Magazine article Management Today

Sock It to the Monkey

Magazine article Management Today

Sock It to the Monkey

Article excerpt

Don't wear legible brands on shoes or shirts; they shout insecurity and borrowed interest

Last month I was awful, snobbish, metropolitan and cliquey about office clothes. And profoundly non-PC. Well, start as you mean to go on, I say.

So this month I'm going to identify more of the kinds of clothes that could retard your career, cause sniggering in the office and generally reduce your credibility as a viable human being. Let me give you a homely analogy. Many senior managers are Europeanists at some 'economic man' level, but there's one huge cultural argument against Europe European TV in general and the Eurovision song contest in particular. The European Movement should ban Eurovision because it demonstrates the absolute otherness of Euro folk in two areas Brits care about, popular music and the clothes that go with it. Eurovision, German variety shows, Spanish singers and Greek close harmony leave you convinced at a profound level that it will never work.

By the same token, faced with a truly appalling suit, a selection committee find they can't get it out of their minds but they can't talk about it either.

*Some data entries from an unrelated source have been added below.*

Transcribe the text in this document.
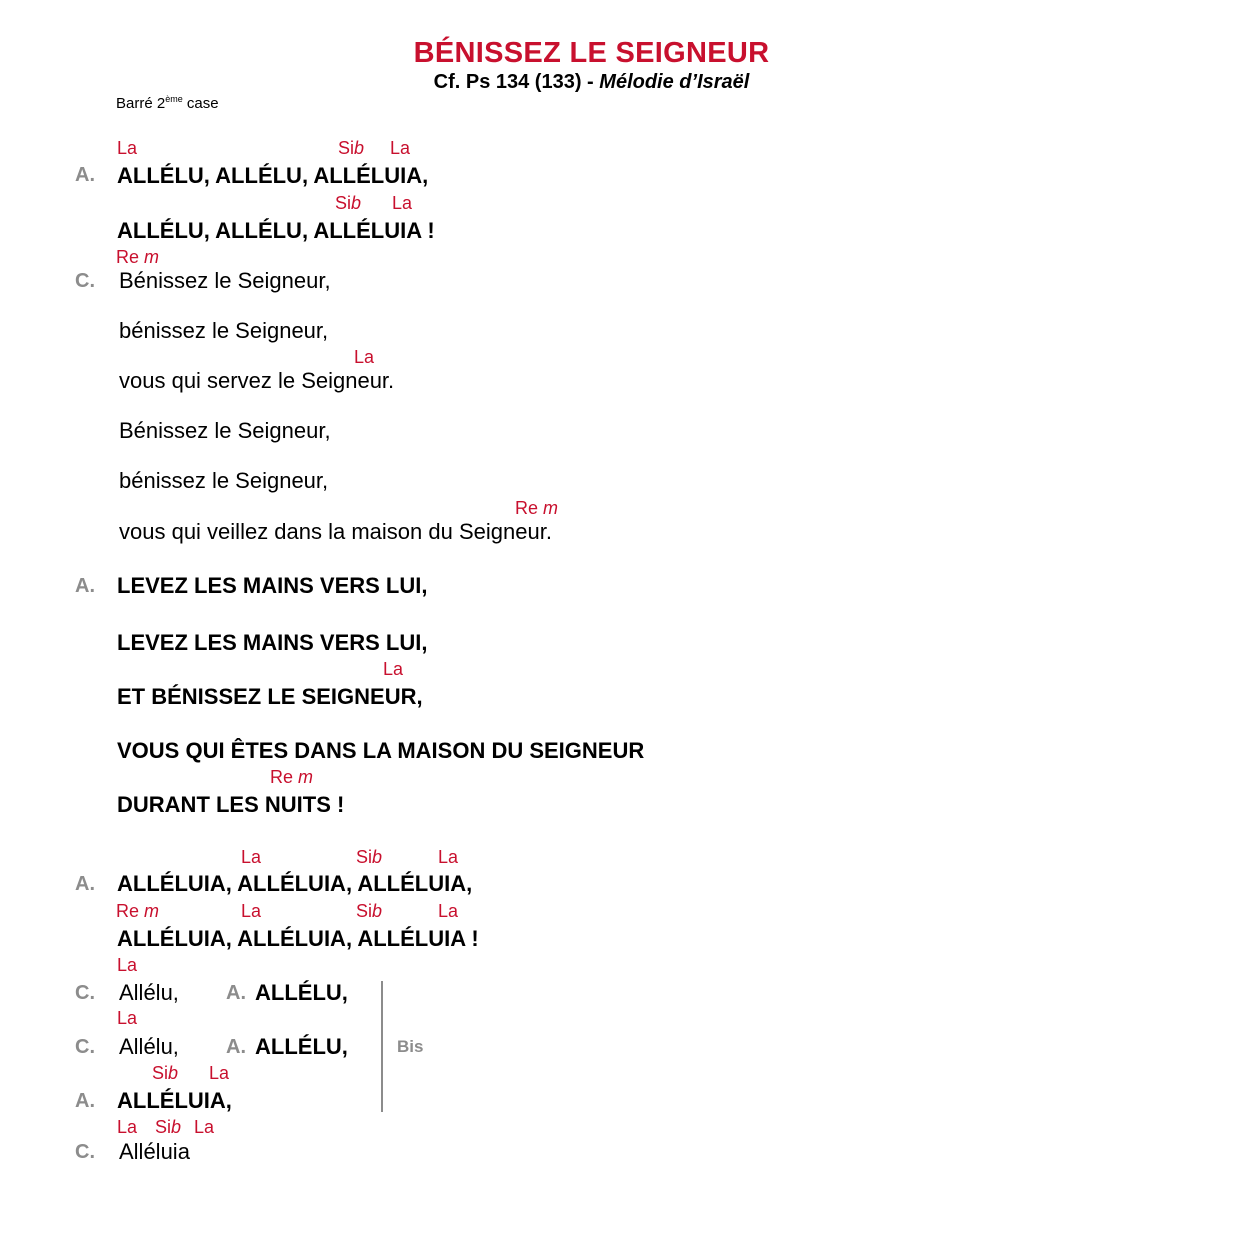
BÉNISSEZ LE SEIGNEUR
Cf. Ps 134 (133) - Mélodie d’Israël
Barré 2ème case
La	Sib La
A. ALLÉLU, ALLÉLU, ALLÉLUIA,
Sib La
ALLÉLU, ALLÉLU, ALLÉLUIA !
Re m
C. Bénissez le Seigneur,
bénissez le Seigneur,
La
vous qui servez le Seigneur.
Bénissez le Seigneur,
bénissez le Seigneur,
Re m
vous qui veillez dans la maison du Seigneur.
A. LEVEZ LES MAINS VERS LUI,
LEVEZ LES MAINS VERS LUI,
La
ET BÉNISSEZ LE SEIGNEUR,
VOUS QUI ÊTES DANS LA MAISON DU SEIGNEUR
Re m
DURANT LES NUITS !
La	Sib	La
A. ALLÉLUIA, ALLÉLUIA, ALLÉLUIA,
Re m	La	Sib	La
ALLÉLUIA, ALLÉLUIA, ALLÉLUIA !
La
C. Allélu, A. ALLÉLU,
La
C. Allélu, A. ALLÉLU,
Sib La
A. ALLÉLUIA,
La Sib La
C. Alléluia
Bis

They can hardly ask 'What personal failing does your dress sense symbolise?' in the same way they can interrogate your contribution to shareholder value in your last job. But all the time they're thinking 'Why did he wear that suit?'

I've talked to management women about what they see as deal-breakingly awful clothes and grooming mistakes. They happily surfaced a range of styles they associated with generally hopeless characters. Don't, for instance, look like Peter Stringfellow - not even faintly like Peter Stringfellow, unless you want to run a club in Manchester. Stringfellow's sartorials are enormously jolly and I think women secretly rather like him, but imagine any of the look- long bleached hair, earring, 'stage' clothes - in an office. Don't look like Peter Bowles in To the Manor Born, either. That new/old wannabe suburban gent look with its fondness for white collars and cuffs stitched on to solid-colour shirts- condemn you as a man who's playing badly at a game everyone else has given up. It doesn't hack it in the world of global capitalism. Nor does the repressed real-toff look - the thoughtful public schoolboy or serious ex-army officer look. Equally, don't dress as an overgrown kiddy. There are serious men who still wear Fair Isle tank tops, Trek shoes and a superannuated 1970s young teacher look. …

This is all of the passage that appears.